Calcium silicates and other oxides will react with water to form gels and which later form structures that solidify and harden. Through this combined reaction (hydration and carbonation) a tough product is creates that can capture deformations in constructions.

Applications with lime

When lime is mixed with water and sand you get (lime) mortar.
Other building products based on lime are lime plaster and Portland cement.

If lime is heated with quartz sand (SiO2) and sodium carbonate (Na2CO3) glass is produced.

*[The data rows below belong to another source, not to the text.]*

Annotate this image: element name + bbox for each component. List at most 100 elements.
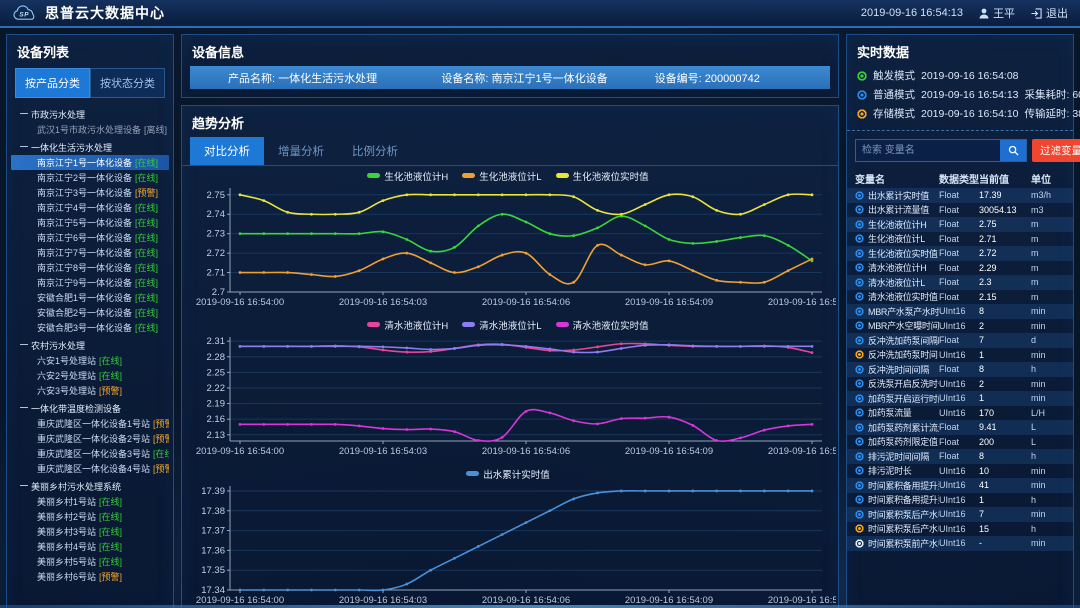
device-item[interactable]: 美丽乡村4号站[在线] (11, 539, 169, 554)
table-row[interactable]: 出水累计流量值Float30054.13m3 (847, 203, 1073, 218)
row-status-icon (855, 350, 864, 359)
table-row[interactable]: 清水池液位计HFloat2.29m (847, 261, 1073, 276)
device-item[interactable]: 重庆武隆区一体化设备2号站[预警] (11, 431, 169, 446)
collapse-icon[interactable] (20, 109, 26, 120)
variable-value-cell: 1 (979, 350, 1031, 360)
device-item[interactable]: 六安2号处理站[在线] (11, 368, 169, 383)
svg-text:2019-09-16 16:54:06: 2019-09-16 16:54:06 (482, 446, 570, 457)
device-item[interactable]: 南京江宁7号一体化设备[在线] (11, 245, 169, 260)
table-row[interactable]: 时间累积备用提升泵时UInt161h (847, 493, 1073, 508)
table-row[interactable]: 排污泥时长UInt1610min (847, 464, 1073, 479)
legend-label: 出水累计实时值 (483, 467, 550, 481)
device-item[interactable]: 南京江宁6号一体化设备[在线] (11, 230, 169, 245)
filter-variables-button[interactable]: 过滤变量 (1032, 139, 1080, 162)
legend-item[interactable]: 出水累计实时值 (466, 467, 550, 481)
table-row[interactable]: MBR产水空曝时间分UInt162min (847, 319, 1073, 334)
column-header-2: 数据类型 (939, 171, 979, 186)
device-item[interactable]: 美丽乡村6号站[预警] (11, 569, 169, 584)
table-row[interactable]: 出水累计实时值Float17.39m3/h (847, 188, 1073, 203)
device-item[interactable]: 美丽乡村3号站[在线] (11, 524, 169, 539)
variable-type-cell: UInt16 (939, 379, 979, 389)
device-item[interactable]: 南京江宁9号一体化设备[在线] (11, 275, 169, 290)
device-item-label: 六安3号处理站 (37, 384, 96, 397)
logout-button[interactable]: 退出 (1031, 5, 1068, 21)
collapse-icon[interactable] (20, 142, 26, 153)
trend-tab-3[interactable]: 比例分析 (338, 137, 412, 165)
device-item[interactable]: 南京江宁4号一体化设备[在线] (11, 200, 169, 215)
device-item[interactable]: 美丽乡村1号站[在线] (11, 494, 169, 509)
table-row[interactable]: 生化池液位计HFloat2.75m (847, 217, 1073, 232)
sidebar-tabs: 按产品分类按状态分类 (15, 68, 165, 98)
table-row[interactable]: 生化池液位计LFloat2.71m (847, 232, 1073, 247)
trend-panel: 趋势分析 对比分析增量分析比例分析 生化池液位计H生化池液位计L生化池液位实时值… (181, 105, 839, 608)
device-item[interactable]: 六安3号处理站[预警] (11, 383, 169, 398)
device-item[interactable]: 南京江宁5号一体化设备[在线] (11, 215, 169, 230)
table-row[interactable]: 时间累积备用提升泵分UInt1641min (847, 478, 1073, 493)
device-item[interactable]: 南京江宁1号一体化设备[在线] (11, 155, 169, 170)
mode-label: 存储模式 (873, 106, 915, 121)
table-row[interactable]: 排污泥时间间隔Float8h (847, 449, 1073, 464)
legend-dot-icon (367, 322, 380, 327)
svg-text:17.39: 17.39 (201, 486, 225, 497)
device-item[interactable]: 南京江宁3号一体化设备[预警] (11, 185, 169, 200)
table-row[interactable]: MBR产水泵产水时间分UInt168min (847, 304, 1073, 319)
table-row[interactable]: 反冲洗时间间隔Float8h (847, 362, 1073, 377)
mode-time: 2019-09-16 16:54:08 (921, 70, 1019, 82)
legend-label: 清水池液位计L (479, 318, 541, 332)
table-row[interactable]: 反冲洗加药泵间隔时间Float7d (847, 333, 1073, 348)
device-item[interactable]: 安徽合肥2号一体化设备[在线] (11, 305, 169, 320)
search-button[interactable] (1000, 140, 1026, 161)
device-item[interactable]: 武汉1号市政污水处理设备[离线] (11, 122, 169, 137)
variable-unit-cell: m (1031, 234, 1065, 244)
device-item[interactable]: 重庆武隆区一体化设备3号站[在线] (11, 446, 169, 461)
collapse-icon[interactable] (20, 403, 26, 414)
table-row[interactable]: 生化池液位实时值Float2.72m (847, 246, 1073, 261)
table-row[interactable]: 加药泵药剂累计流量Float9.41L (847, 420, 1073, 435)
device-item[interactable]: 六安1号处理站[在线] (11, 353, 169, 368)
tree-group-header[interactable]: 美丽乡村污水处理系统 (11, 478, 169, 494)
table-row[interactable]: 清水池液位实时值Float2.15m (847, 290, 1073, 305)
legend-item[interactable]: 生化池液位计L (462, 169, 541, 183)
collapse-icon[interactable] (20, 481, 26, 492)
legend-item[interactable]: 清水池液位实时值 (556, 318, 649, 332)
device-item[interactable]: 安徽合肥1号一体化设备[在线] (11, 290, 169, 305)
variable-name-cell: 排污泥时间间隔 (855, 450, 939, 463)
device-item[interactable]: 美丽乡村2号站[在线] (11, 509, 169, 524)
legend-item[interactable]: 生化池液位实时值 (556, 169, 649, 183)
sidebar-tab-2[interactable]: 按状态分类 (90, 68, 165, 98)
trend-tab-1[interactable]: 对比分析 (190, 137, 264, 165)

If lime is mixed with molten ore (iron) I forms slag which is not miscible with the molten iron, so that the silicates can be removed from the iron. Approximately 80 kg of lime is used for the production of every ton of iron.
Lime is also used in the production of other metals. For example, to remove silicates from aluminum oxide (Al2O3).

The paper making uses it in the pulp, because lime is very alkaline, and dissolves the lignin (wood fibers that hold the wood together).

Before the advent of electric lighting white stage lighting was made ​​by heating limestone in the flame of a torch: the first spotlight.

The high melting point makes it attractive as a refractory material, such as in the lining of furnaces.

Other applications:
To remove hair of animal skins
cleaning of waste water
to accelerate the breakdown of cadavers
in agriculture and horticulture as lime fertilizer,

and in order to warm up military rations. This takes place without flames, by the exothermic reaction with water. The volume doubles while about. You can be badly burned.